King Kong was released by RKO in 1933, a story of an ape captured by white hairless apes and brought to a foreign land. And this is exactly the beginning of the 1932 Rue Morgue, as Bela Lugosi, playing Dr. Mirakle, appears as flamboyant sideshow impresario with an ape in a cage. His trick (if it is one) is knowing how to translate ape talk to English (or French, maybe, since we are in Paris). His point is that the apes are us, that evolution is true. "Can you understand what he says? Or have you forgotten?" Not the most honorable spokesman for science, no doubt, but he is a mad scientist, and is setting out to create some kind of unexplained human/ape hybrid.

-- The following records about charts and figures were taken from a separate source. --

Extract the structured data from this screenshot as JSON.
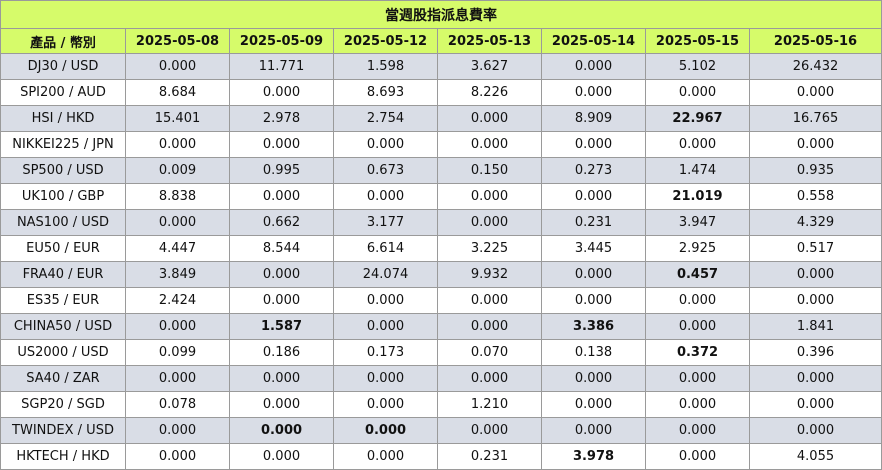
{
  "title": "當週股指派息費率",
  "header": {
    "product": "產品 / 幣別",
    "dates": [
      "2025-05-08",
      "2025-05-09",
      "2025-05-12",
      "2025-05-13",
      "2025-05-14",
      "2025-05-15",
      "2025-05-16"
    ]
  },
  "rows": [
    {
      "name": "DJ30 / USD",
      "values": [
        "0.000",
        "11.771",
        "1.598",
        "3.627",
        "0.000",
        "5.102",
        "26.432"
      ],
      "bold": []
    },
    {
      "name": "SPI200 / AUD",
      "values": [
        "8.684",
        "0.000",
        "8.693",
        "8.226",
        "0.000",
        "0.000",
        "0.000"
      ],
      "bold": []
    },
    {
      "name": "HSI / HKD",
      "values": [
        "15.401",
        "2.978",
        "2.754",
        "0.000",
        "8.909",
        "22.967",
        "16.765"
      ],
      "bold": [
        5
      ]
    },
    {
      "name": "NIKKEI225 / JPN",
      "values": [
        "0.000",
        "0.000",
        "0.000",
        "0.000",
        "0.000",
        "0.000",
        "0.000"
      ],
      "bold": []
    },
    {
      "name": "SP500 / USD",
      "values": [
        "0.009",
        "0.995",
        "0.673",
        "0.150",
        "0.273",
        "1.474",
        "0.935"
      ],
      "bold": []
    },
    {
      "name": "UK100 / GBP",
      "values": [
        "8.838",
        "0.000",
        "0.000",
        "0.000",
        "0.000",
        "21.019",
        "0.558"
      ],
      "bold": [
        5
      ]
    },
    {
      "name": "NAS100 / USD",
      "values": [
        "0.000",
        "0.662",
        "3.177",
        "0.000",
        "0.231",
        "3.947",
        "4.329"
      ],
      "bold": []
    },
    {
      "name": "EU50 / EUR",
      "values": [
        "4.447",
        "8.544",
        "6.614",
        "3.225",
        "3.445",
        "2.925",
        "0.517"
      ],
      "bold": []
    },
    {
      "name": "FRA40 / EUR",
      "values": [
        "3.849",
        "0.000",
        "24.074",
        "9.932",
        "0.000",
        "0.457",
        "0.000"
      ],
      "bold": [
        5
      ]
    },
    {
      "name": "ES35 / EUR",
      "values": [
        "2.424",
        "0.000",
        "0.000",
        "0.000",
        "0.000",
        "0.000",
        "0.000"
      ],
      "bold": []
    },
    {
      "name": "CHINA50 / USD",
      "values": [
        "0.000",
        "1.587",
        "0.000",
        "0.000",
        "3.386",
        "0.000",
        "1.841"
      ],
      "bold": [
        1,
        4
      ]
    },
    {
      "name": "US2000 / USD",
      "values": [
        "0.099",
        "0.186",
        "0.173",
        "0.070",
        "0.138",
        "0.372",
        "0.396"
      ],
      "bold": [
        5
      ]
    },
    {
      "name": "SA40 / ZAR",
      "values": [
        "0.000",
        "0.000",
        "0.000",
        "0.000",
        "0.000",
        "0.000",
        "0.000"
      ],
      "bold": []
    },
    {
      "name": "SGP20 / SGD",
      "values": [
        "0.078",
        "0.000",
        "0.000",
        "1.210",
        "0.000",
        "0.000",
        "0.000"
      ],
      "bold": []
    },
    {
      "name": "TWINDEX / USD",
      "values": [
        "0.000",
        "0.000",
        "0.000",
        "0.000",
        "0.000",
        "0.000",
        "0.000"
      ],
      "bold": [
        1,
        2
      ]
    },
    {
      "name": "HKTECH / HKD",
      "values": [
        "0.000",
        "0.000",
        "0.000",
        "0.231",
        "3.978",
        "0.000",
        "4.055"
      ],
      "bold": [
        4
      ]
    }
  ]
}
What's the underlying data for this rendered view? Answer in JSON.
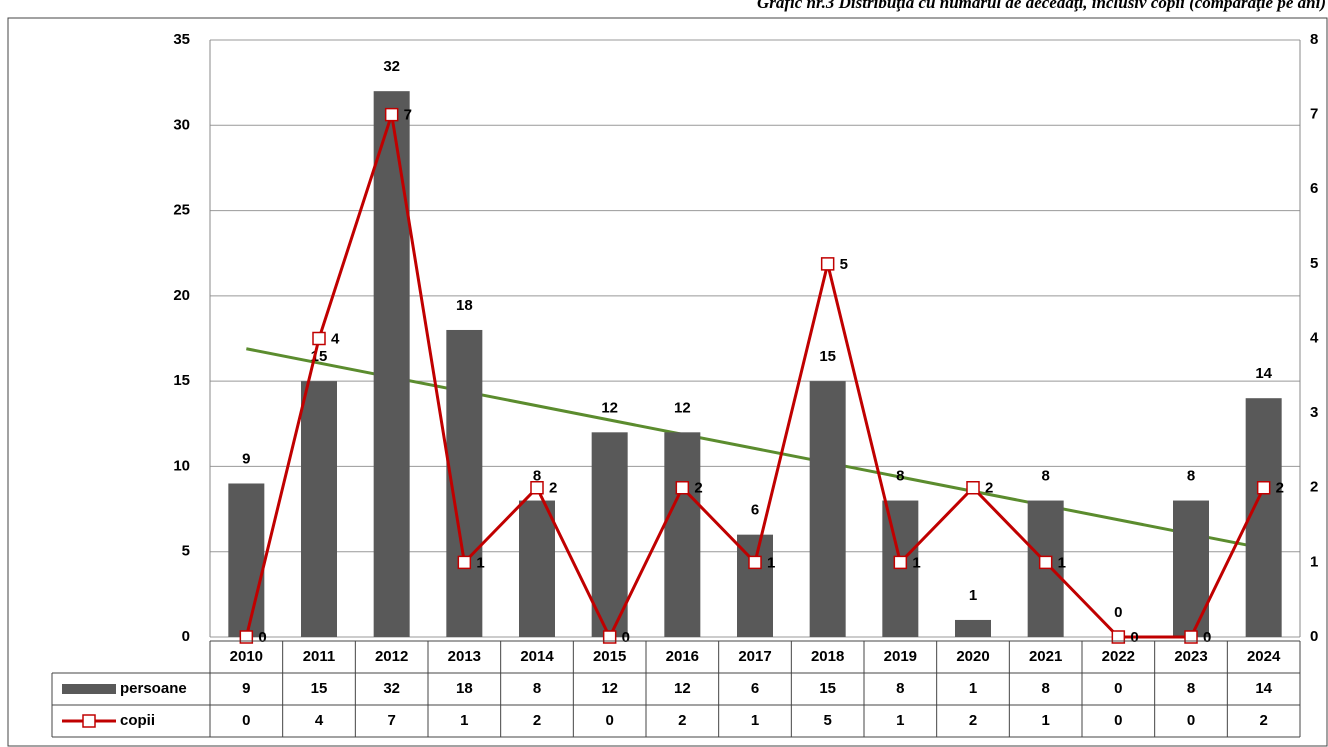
{
  "chart_data": {
    "type": "bar_line",
    "title": "Grafic nr.3 Distribuţia cu numărul de decedaţi, inclusiv copii (comparaţie pe ani)",
    "categories": [
      "2010",
      "2011",
      "2012",
      "2013",
      "2014",
      "2015",
      "2016",
      "2017",
      "2018",
      "2019",
      "2020",
      "2021",
      "2022",
      "2023",
      "2024"
    ],
    "series": [
      {
        "name": "persoane",
        "type": "bar",
        "color": "#595959",
        "values": [
          9,
          15,
          32,
          18,
          8,
          12,
          12,
          6,
          15,
          8,
          1,
          8,
          0,
          8,
          14
        ]
      },
      {
        "name": "copii",
        "type": "line",
        "axis": "y2",
        "color": "#c00000",
        "values": [
          0,
          4,
          7,
          1,
          2,
          0,
          2,
          1,
          5,
          1,
          2,
          1,
          0,
          0,
          2
        ]
      }
    ],
    "trendline": {
      "color": "#5b8c2e",
      "values": [
        16.9,
        5.2
      ]
    },
    "ylim": [
      0,
      35
    ],
    "yticks": [
      0,
      5,
      10,
      15,
      20,
      25,
      30,
      35
    ],
    "y2lim": [
      0,
      8
    ],
    "y2ticks": [
      0,
      1,
      2,
      3,
      4,
      5,
      6,
      7,
      8
    ],
    "grid": true,
    "data_table": true
  }
}
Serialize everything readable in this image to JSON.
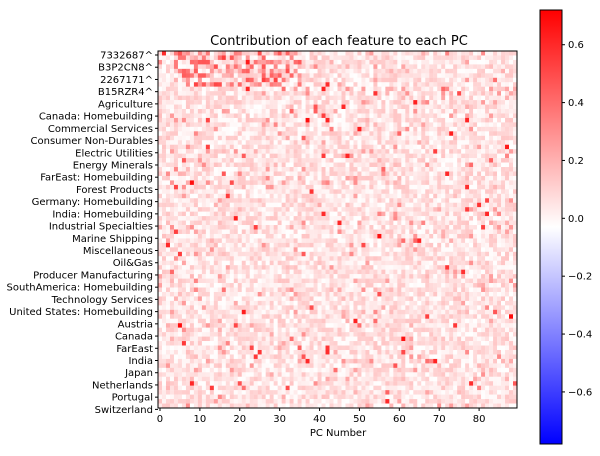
{
  "chart_data": {
    "type": "heatmap",
    "title": "Contribution of each feature to each PC",
    "xlabel": "PC Number",
    "ylabel": "",
    "n_columns": 90,
    "n_rows": 80,
    "x_ticks": [
      0,
      10,
      20,
      30,
      40,
      50,
      60,
      70,
      80
    ],
    "y_tick_labels": [
      "7332687^",
      "B3P2CN8^",
      "2267171^",
      "B15RZR4^",
      "Agriculture",
      "Canada: Homebuilding",
      "Commercial Services",
      "Consumer Non-Durables",
      "Electric Utilities",
      "Energy Minerals",
      "FarEast: Homebuilding",
      "Forest Products",
      "Germany: Homebuilding",
      "India: Homebuilding",
      "Industrial Specialties",
      "Marine Shipping",
      "Miscellaneous",
      "Oil&Gas",
      "Producer Manufacturing",
      "SouthAmerica: Homebuilding",
      "Technology Services",
      "United States: Homebuilding",
      "Austria",
      "Canada",
      "FarEast",
      "India",
      "Japan",
      "Netherlands",
      "Portugal",
      "Switzerland"
    ],
    "y_tick_rows": [
      0,
      3,
      6,
      9,
      12,
      15,
      18,
      21,
      24,
      27,
      30,
      33,
      36,
      39,
      42,
      45,
      48,
      51,
      54,
      57,
      60,
      63,
      66,
      69,
      72,
      75,
      78,
      81,
      84,
      87
    ],
    "colormap": "bwr",
    "vmin": -0.78,
    "vmax": 0.72,
    "colorbar_ticks": [
      0.6,
      0.4,
      0.2,
      0.0,
      -0.2,
      -0.4,
      -0.6
    ],
    "colorbar_tick_labels": [
      "0.6",
      "0.4",
      "0.2",
      "0.0",
      "−0.2",
      "−0.4",
      "−0.6"
    ],
    "grid": false,
    "legend": "colorbar-right"
  }
}
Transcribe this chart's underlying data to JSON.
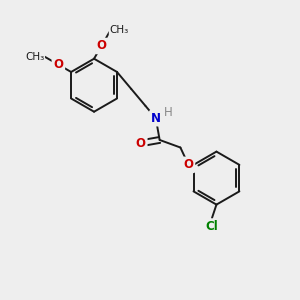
{
  "background_color": "#eeeeee",
  "bond_color": "#1a1a1a",
  "bond_width": 1.4,
  "atom_colors": {
    "O": "#cc0000",
    "N": "#0000cc",
    "Cl": "#008000",
    "H": "#888888",
    "C": "#1a1a1a"
  },
  "font_size": 8.5,
  "fig_width": 3.0,
  "fig_height": 3.0,
  "dpi": 100
}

The movie is filled with dramatic innovations, and a very high technical standard (for Universal, a minor studio player until this time). And the transfer to DVD is terrific. Ten minutes into the film, Lugosi breaks the fourth wall and looks into the camera to challenge the viewer to accept evolution and its consequences.. (The Scopes trial was 1925, so this is a hot topic.) Watch for the camera attached to the swing about 32 minutes in. There are echoes of Frankenstein (1931) with the madman and his doltish assistant, as well as the angry mobs. And there is Lugosi himself, with all the aura carrying over from his breakthrough in Dracula (also 1931).

The cinematography by Karl Freund is totally amazing. There are not astonishing tricks, just consistent, brilliant framing and lighting, scene after scene. (If only he had shot Dracula--oh, he did! Yes...check that out, too.) 1920s German Expressionist films find a true expression here (not Caligari, for sure, but a high water mark for American movies of the time). Simple things like shadows and angles, of course, but also moving camera in subtle ways (the camera falling slightly when approaching someone in a window, for example). Completely first rate.

It's common in these movies to have eccentric villains, grotesque monsters, and Gothic settings with wild special effects. And to have the common person as a balance to all this madness. These apply a little comic relief but in a silly way from our perspective. (The "common" person at the time in other movies was far more vivid and timeless, like Crawford or Cagney, but that would overwhelm the villains as well as the budget). In this case, one of the common folk is a resourceful doctor, and this search for the bad guy takes on a larger role than in the other monster movies.

The movie isn't a sparkling masterpiece. The acting throughout (even by Lugosi, really) isn't always spot on, but it works overall, and is consistent. There is a comic moment near the end (when we are most anxious for action) where the character have an argument in different languages, and it's so perky I'm assuming they felt they couldn't take it out, but it doesn't advance the plot. It does deal with Logosi's characteristic odd accent. And for fun, there is an anachronism, half an hour in, when a bicycle rides through the little town, decades before they were made like that.

It won't matter if you don't believe in evolution. The movie plays loose with the concept, and Dr. Mirakle says at one point, with his beady eyes: "Do you think your little candle can outshine the truth?"